Our Serverless architecture: SNS sends messages to API Gateway

On September 1st, a customer wrote in: they observed that CloudWatch alarms showed up in Slack with a delay of more than 30 minutes. A monitoring and incident management solution is kind of worthless with delayed alarms. Therefore, I started investigating immediately.

First of all, I had a look at the AWS Service Health Dashboard. All systems operating normally.

All systems operating normally?

Next, I analyzed our log messages to track down the issue. But I could not find any delayed messages—incoming alarms were delivered to Slack within milliseconds after arriving at our API Gateway.

I was wondering how to find out whether SNS caused the delay. But how to investigate an issue like that? Luckily, I stumbled upon delivery status logging. A SNS topic is capable of writing delivery logs to CloudWatch Logs. The perfect way to debug a problem like that.

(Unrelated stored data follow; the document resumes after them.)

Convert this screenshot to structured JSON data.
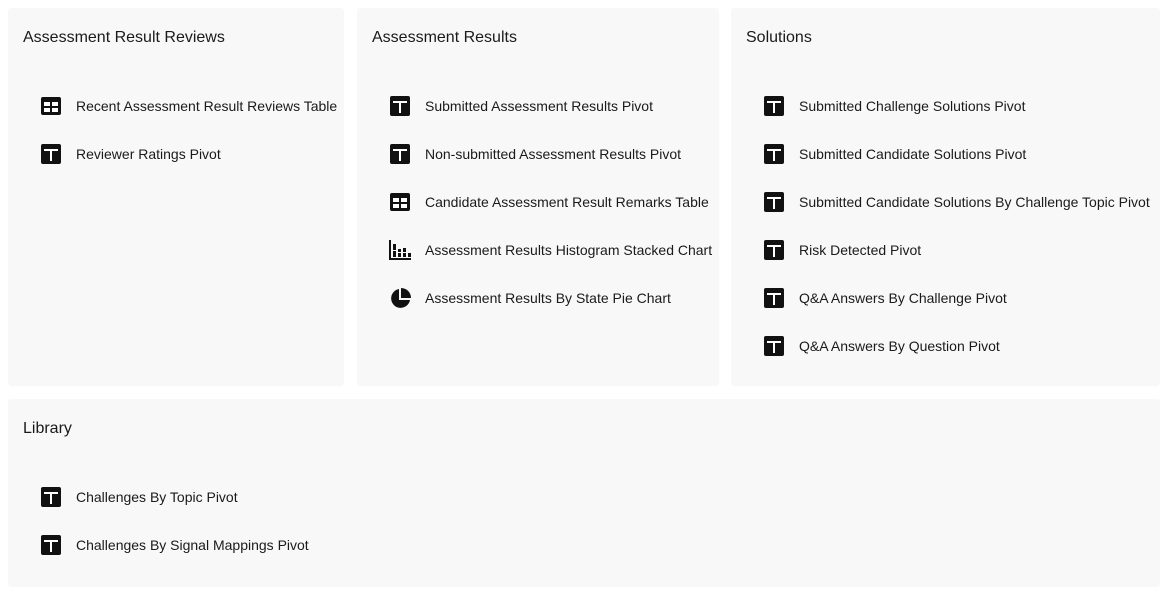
{
  "sections": {
    "reviews": {
      "title": "Assessment Result Reviews",
      "items": [
        {
          "label": "Recent Assessment Result Reviews Table",
          "icon": "table-icon"
        },
        {
          "label": "Reviewer Ratings Pivot",
          "icon": "pivot-icon"
        }
      ]
    },
    "results": {
      "title": "Assessment Results",
      "items": [
        {
          "label": "Submitted Assessment Results Pivot",
          "icon": "pivot-icon"
        },
        {
          "label": "Non-submitted Assessment Results Pivot",
          "icon": "pivot-icon"
        },
        {
          "label": "Candidate Assessment Result Remarks Table",
          "icon": "table-icon"
        },
        {
          "label": "Assessment Results Histogram Stacked Chart",
          "icon": "stacked-chart-icon"
        },
        {
          "label": "Assessment Results By State Pie Chart",
          "icon": "pie-chart-icon"
        }
      ]
    },
    "solutions": {
      "title": "Solutions",
      "items": [
        {
          "label": "Submitted Challenge Solutions Pivot",
          "icon": "pivot-icon"
        },
        {
          "label": "Submitted Candidate Solutions Pivot",
          "icon": "pivot-icon"
        },
        {
          "label": "Submitted Candidate Solutions By Challenge Topic Pivot",
          "icon": "pivot-icon"
        },
        {
          "label": "Risk Detected Pivot",
          "icon": "pivot-icon"
        },
        {
          "label": "Q&A Answers By Challenge Pivot",
          "icon": "pivot-icon"
        },
        {
          "label": "Q&A Answers By Question Pivot",
          "icon": "pivot-icon"
        }
      ]
    },
    "library": {
      "title": "Library",
      "items": [
        {
          "label": "Challenges By Topic Pivot",
          "icon": "pivot-icon"
        },
        {
          "label": "Challenges By Signal Mappings Pivot",
          "icon": "pivot-icon"
        }
      ]
    }
  }
}
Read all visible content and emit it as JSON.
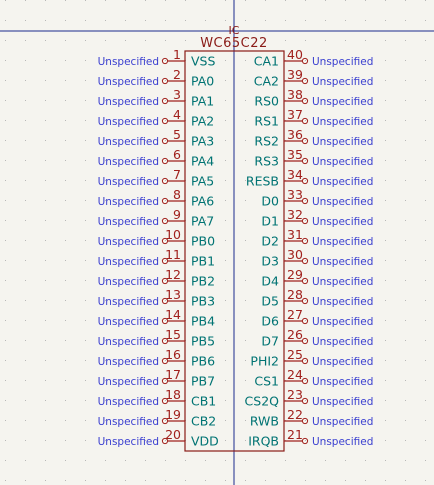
{
  "component": {
    "reference": "IC",
    "value": "WC65C22"
  },
  "left_pins": [
    {
      "num": "1",
      "name": "VSS",
      "net": "Unspecified"
    },
    {
      "num": "2",
      "name": "PA0",
      "net": "Unspecified"
    },
    {
      "num": "3",
      "name": "PA1",
      "net": "Unspecified"
    },
    {
      "num": "4",
      "name": "PA2",
      "net": "Unspecified"
    },
    {
      "num": "5",
      "name": "PA3",
      "net": "Unspecified"
    },
    {
      "num": "6",
      "name": "PA4",
      "net": "Unspecified"
    },
    {
      "num": "7",
      "name": "PA5",
      "net": "Unspecified"
    },
    {
      "num": "8",
      "name": "PA6",
      "net": "Unspecified"
    },
    {
      "num": "9",
      "name": "PA7",
      "net": "Unspecified"
    },
    {
      "num": "10",
      "name": "PB0",
      "net": "Unspecified"
    },
    {
      "num": "11",
      "name": "PB1",
      "net": "Unspecified"
    },
    {
      "num": "12",
      "name": "PB2",
      "net": "Unspecified"
    },
    {
      "num": "13",
      "name": "PB3",
      "net": "Unspecified"
    },
    {
      "num": "14",
      "name": "PB4",
      "net": "Unspecified"
    },
    {
      "num": "15",
      "name": "PB5",
      "net": "Unspecified"
    },
    {
      "num": "16",
      "name": "PB6",
      "net": "Unspecified"
    },
    {
      "num": "17",
      "name": "PB7",
      "net": "Unspecified"
    },
    {
      "num": "18",
      "name": "CB1",
      "net": "Unspecified"
    },
    {
      "num": "19",
      "name": "CB2",
      "net": "Unspecified"
    },
    {
      "num": "20",
      "name": "VDD",
      "net": "Unspecified"
    }
  ],
  "right_pins": [
    {
      "num": "40",
      "name": "CA1",
      "net": "Unspecified"
    },
    {
      "num": "39",
      "name": "CA2",
      "net": "Unspecified"
    },
    {
      "num": "38",
      "name": "RS0",
      "net": "Unspecified"
    },
    {
      "num": "37",
      "name": "RS1",
      "net": "Unspecified"
    },
    {
      "num": "36",
      "name": "RS2",
      "net": "Unspecified"
    },
    {
      "num": "35",
      "name": "RS3",
      "net": "Unspecified"
    },
    {
      "num": "34",
      "name": "RESB",
      "net": "Unspecified"
    },
    {
      "num": "33",
      "name": "D0",
      "net": "Unspecified"
    },
    {
      "num": "32",
      "name": "D1",
      "net": "Unspecified"
    },
    {
      "num": "31",
      "name": "D2",
      "net": "Unspecified"
    },
    {
      "num": "30",
      "name": "D3",
      "net": "Unspecified"
    },
    {
      "num": "29",
      "name": "D4",
      "net": "Unspecified"
    },
    {
      "num": "28",
      "name": "D5",
      "net": "Unspecified"
    },
    {
      "num": "27",
      "name": "D6",
      "net": "Unspecified"
    },
    {
      "num": "26",
      "name": "D7",
      "net": "Unspecified"
    },
    {
      "num": "25",
      "name": "PHI2",
      "net": "Unspecified"
    },
    {
      "num": "24",
      "name": "CS1",
      "net": "Unspecified"
    },
    {
      "num": "23",
      "name": "CS2Q",
      "net": "Unspecified"
    },
    {
      "num": "22",
      "name": "RWB",
      "net": "Unspecified"
    },
    {
      "num": "21",
      "name": "IRQB",
      "net": "Unspecified"
    }
  ],
  "colors": {
    "background": "#f5f4ef",
    "grid_dot": "#b8b8b8",
    "body_outline": "#8a1b17",
    "pin_line": "#a1211d",
    "pin_name": "#007373",
    "net_label": "#3a3fd0",
    "crosshair": "#1a2a8c"
  }
}
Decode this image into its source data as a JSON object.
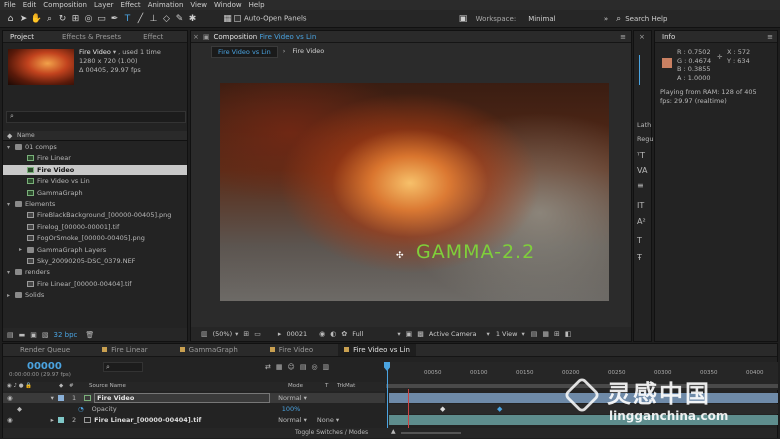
{
  "menu": [
    "File",
    "Edit",
    "Composition",
    "Layer",
    "Effect",
    "Animation",
    "View",
    "Window",
    "Help"
  ],
  "toolbar": {
    "auto_open_label": "Auto-Open Panels",
    "workspace_label": "Workspace:",
    "workspace_value": "Minimal",
    "search_help": "Search Help"
  },
  "project": {
    "tabs": [
      "Project",
      "Effects & Presets",
      "Effect"
    ],
    "selected_name": "Fire Video",
    "used": ", used 1 time",
    "dims": "1280 x 720 (1.00)",
    "duration": "Δ 00405, 29.97 fps",
    "column_name": "Name",
    "bpc": "32 bpc",
    "items": [
      {
        "label": "01 comps",
        "type": "folder",
        "depth": 0,
        "open": true
      },
      {
        "label": "Fire Linear",
        "type": "comp",
        "depth": 1
      },
      {
        "label": "Fire Video",
        "type": "comp",
        "depth": 1,
        "selected": true
      },
      {
        "label": "Fire Video vs Lin",
        "type": "comp",
        "depth": 1
      },
      {
        "label": "GammaGraph",
        "type": "comp",
        "depth": 1
      },
      {
        "label": "Elements",
        "type": "folder",
        "depth": 0,
        "open": true
      },
      {
        "label": "FireBlackBackground_[00000-00405].png",
        "type": "footage",
        "depth": 1
      },
      {
        "label": "Firelog_[00000-00001].tif",
        "type": "footage",
        "depth": 1
      },
      {
        "label": "FogOrSmoke_[00000-00405].png",
        "type": "footage",
        "depth": 1
      },
      {
        "label": "GammaGraph Layers",
        "type": "folder",
        "depth": 1,
        "open": false
      },
      {
        "label": "Sky_20090205-DSC_0379.NEF",
        "type": "footage",
        "depth": 1
      },
      {
        "label": "renders",
        "type": "folder",
        "depth": 0,
        "open": true
      },
      {
        "label": "Fire Linear_[00000-00404].tif",
        "type": "footage",
        "depth": 1
      },
      {
        "label": "Solids",
        "type": "folder",
        "depth": 0,
        "open": false
      }
    ]
  },
  "composition": {
    "tab_prefix": "Composition",
    "tab_name": "Fire Video vs Lin",
    "subtabs": [
      "Fire Video vs Lin",
      "Fire Video"
    ],
    "overlay_text": "GAMMA-2.2",
    "zoom": "(50%)",
    "frame": "00021",
    "resolution": "Full",
    "camera": "Active Camera",
    "view": "1 View"
  },
  "info": {
    "tab": "Info",
    "r": "R : 0.7502",
    "g": "G : 0.4674",
    "b": "B : 0.3855",
    "a": "A : 1.0000",
    "x": "X : 572",
    "y": "Y : 634",
    "playing": "Playing from RAM: 128 of 405",
    "fps": "fps: 29.97 (realtime)",
    "swatch": "#c98062"
  },
  "side_labels": [
    "Lath",
    "Regu"
  ],
  "timeline": {
    "tabs": [
      "Render Queue",
      "Fire Linear",
      "GammaGraph",
      "Fire Video",
      "Fire Video vs Lin"
    ],
    "timecode": "00000",
    "timecode_sub": "0:00:00:00 (29.97 fps)",
    "col_source": "Source Name",
    "col_mode": "Mode",
    "col_t": "T",
    "col_trkmat": "TrkMat",
    "ruler": [
      "00050",
      "00100",
      "00150",
      "00200",
      "00250",
      "00300",
      "00350",
      "00400"
    ],
    "layers": [
      {
        "num": "1",
        "name": "Fire Video",
        "mode": "Normal",
        "trkmat": ""
      },
      {
        "num": "2",
        "name": "Fire Linear_[00000-00404].tif",
        "mode": "Normal",
        "trkmat": "None"
      }
    ],
    "prop_name": "Opacity",
    "prop_value": "100%",
    "toggle": "Toggle Switches / Modes"
  },
  "watermark": {
    "title": "灵感中国",
    "url": "lingganchina.com"
  }
}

I found log messages similar to this one. SNS sent a message to api.marbot.io, and our API Gateway answered with status code 204. SNS tried to deliver the message once. The important information is dwellTimeMs = 2748244. It took SNS about 45 minutes to send the alarm to our backend.

{
  "notification": {
    "messageMD5Sum": "cce294ff201662ea5c91bd5f7391e086",
    "messageId": "60926e45-a356-5d80-8e26-39a3cddfdab5",
    "topicArn": "arn:aws:sns:us-east-1:xxx",
    "timestamp": "2020-09-24 09:52:09.633"
  },
  "delivery": {
    "deliveryId": "bbd19bef-563e-5d9a-8e7a-cc092f7b993f",
    "destination": "https://api.marbot.io/v1/endpoint/xxx",
    "providerResponse": "No Content",
    "dwellTimeMs": 2748244,
    "attempts": 1,
    "statusCode": 204
  },
  "status": "SUCCESS"
}

And this is not an outlier. The same is true for all other messages as well. Immediately, I’ve contacted AWS Support. Unfortunately, the story does not end here.

A Workaround

After the typical back and forth between the support engineer and the service team, I was told to remove the rate limit from our HTTP subscription. AWS announced that feature in December 2011, so I would expect that to be pretty stable, but hey. I’ve removed the throttling policy - the parameter is named maxReceivesPerSecond - and indeed, doing so fixed the problem.

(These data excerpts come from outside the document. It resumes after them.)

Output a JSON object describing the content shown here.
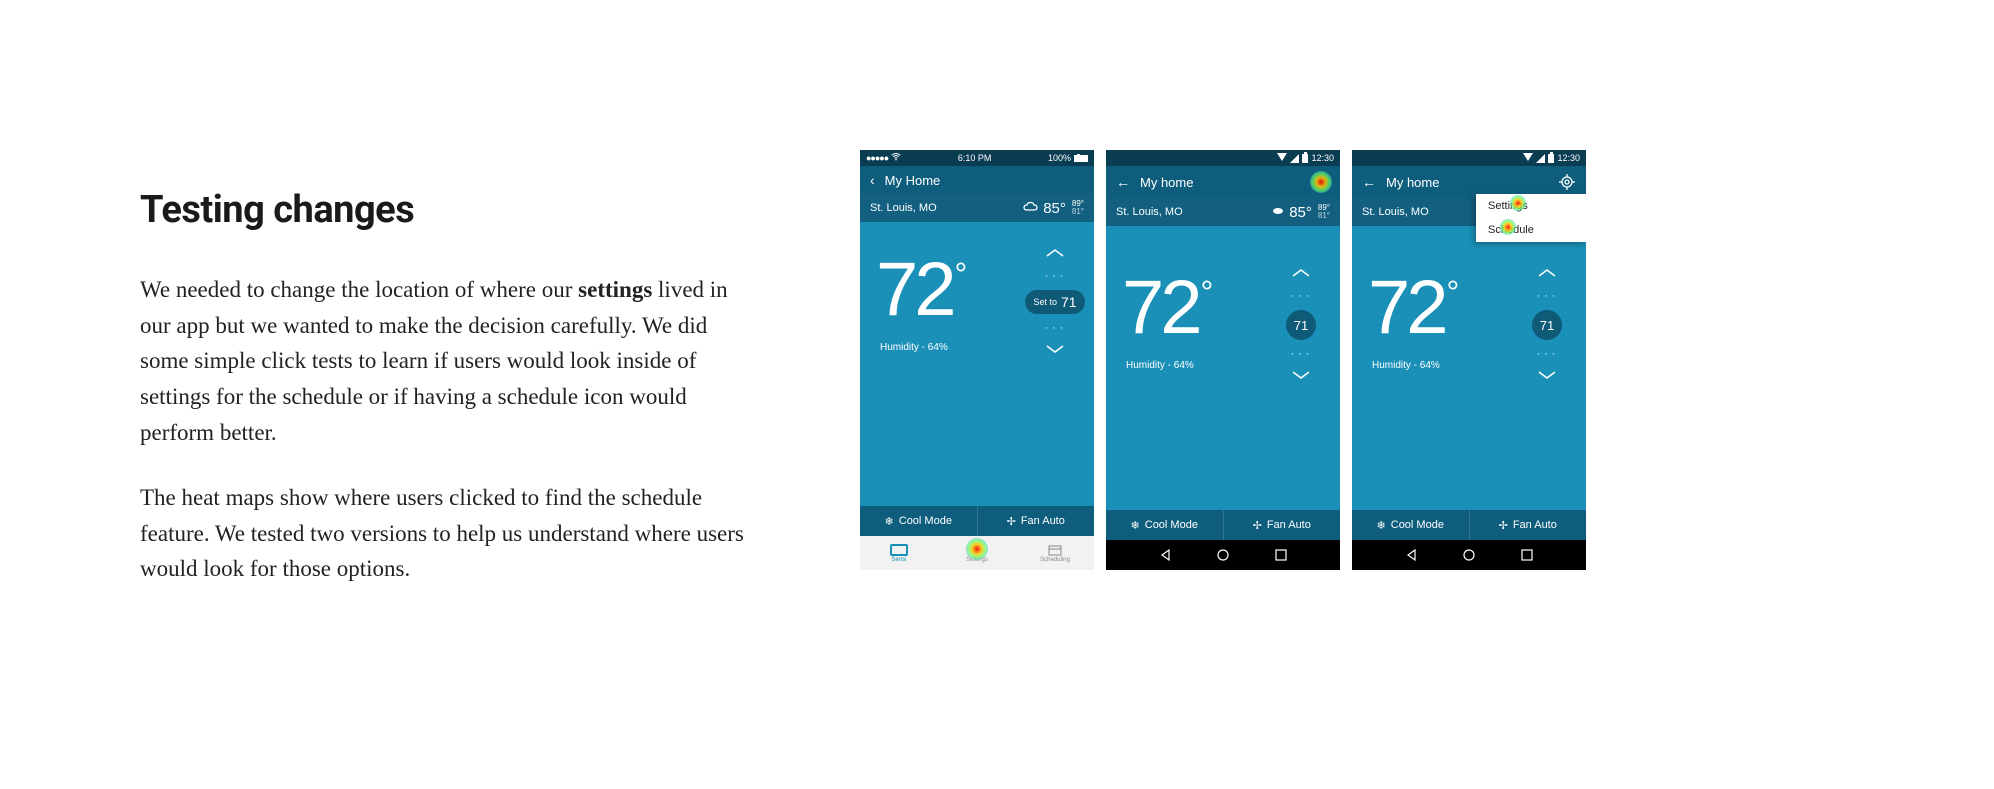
{
  "text": {
    "heading": "Testing changes",
    "p1_a": "We needed to change the location of where our ",
    "p1_bold": "settings",
    "p1_b": " lived in our app but we wanted to make the decision carefully. We did some simple click tests to learn if users would look inside of settings for the schedule or if having a schedule icon would perform better.",
    "p2": "The heat maps show where users clicked to find the schedule feature. We tested two versions to help us understand where users would look for those options."
  },
  "phone1": {
    "status_time": "6:10 PM",
    "status_right": "100%",
    "header_title": "My Home",
    "location": "St. Louis, MO",
    "outdoor_temp": "85°",
    "hi": "89°",
    "lo": "81°",
    "big_temp": "72",
    "set_to_label": "Set to",
    "set_to_value": "71",
    "humidity": "Humidity - 64%",
    "cool_mode": "Cool Mode",
    "fan_auto": "Fan Auto",
    "tab1": "Sensi",
    "tab2": "Settings",
    "tab3": "Scheduling"
  },
  "phone2": {
    "status_time": "12:30",
    "header_title": "My home",
    "location": "St. Louis, MO",
    "outdoor_temp": "85°",
    "hi": "89°",
    "lo": "81°",
    "big_temp": "72",
    "set_to_value": "71",
    "humidity": "Humidity - 64%",
    "cool_mode": "Cool Mode",
    "fan_auto": "Fan Auto"
  },
  "phone3": {
    "status_time": "12:30",
    "header_title": "My home",
    "location": "St. Louis, MO",
    "big_temp": "72",
    "set_to_value": "71",
    "humidity": "Humidity - 64%",
    "cool_mode": "Cool Mode",
    "fan_auto": "Fan Auto",
    "menu_item1": "Settings",
    "menu_item2": "Schedule"
  }
}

Let me clarify. We are using a rate limit of 1 message per second to avoid flooding our API Gateway in case of misconfigured alarms. Typically only a few messages pass the SNS topic per hour! We are far away from reaching the rate limit. Also, we are talking about the rate limit enforced by our API Gateway, but by our customer’s SNS topics or subscriptions. However, there enabling a rate limit on your SNS topics or subscriptions might cause serious delays.

Fine, there is a workaround for the issue.

All we have to do, is to remove the throttlePolicy from all SNS topics and subscriptions. Our default delivery retry policy looks like this.

{
  "healthyRetryPolicy": {
    "minDelayTarget": 1,
    "maxDelayTarget": 60,
    "numRetries": 100,
    "numMaxDelayRetries": null,
    "numNoDelayRetries": 0,
    "numMinDelayRetries": null,
    "backoffFunction": "exponential"
  },
  "sicklyRetryPolicy": null,
  "throttlePolicy": {
    "maxReceivesPerSecond": 1
  },
  "guaranteed": false
}

However, implementing the workaround is a challenge for us. We need to update about 1,000 SNS topics. And unfortunately, those SNS topics are not part of our AWS accounts but are managed by our customers. Therefore it is quite expensive to roll out the recommended workaround.

Losing Trust

We love our Serverless architecture. However, our business depends on AWS to operate all the involved services (SNS, API Gateway, Lambda, DynamoDB, Kinesis, Step Functions, etc.) professionally and fix any issues within hours.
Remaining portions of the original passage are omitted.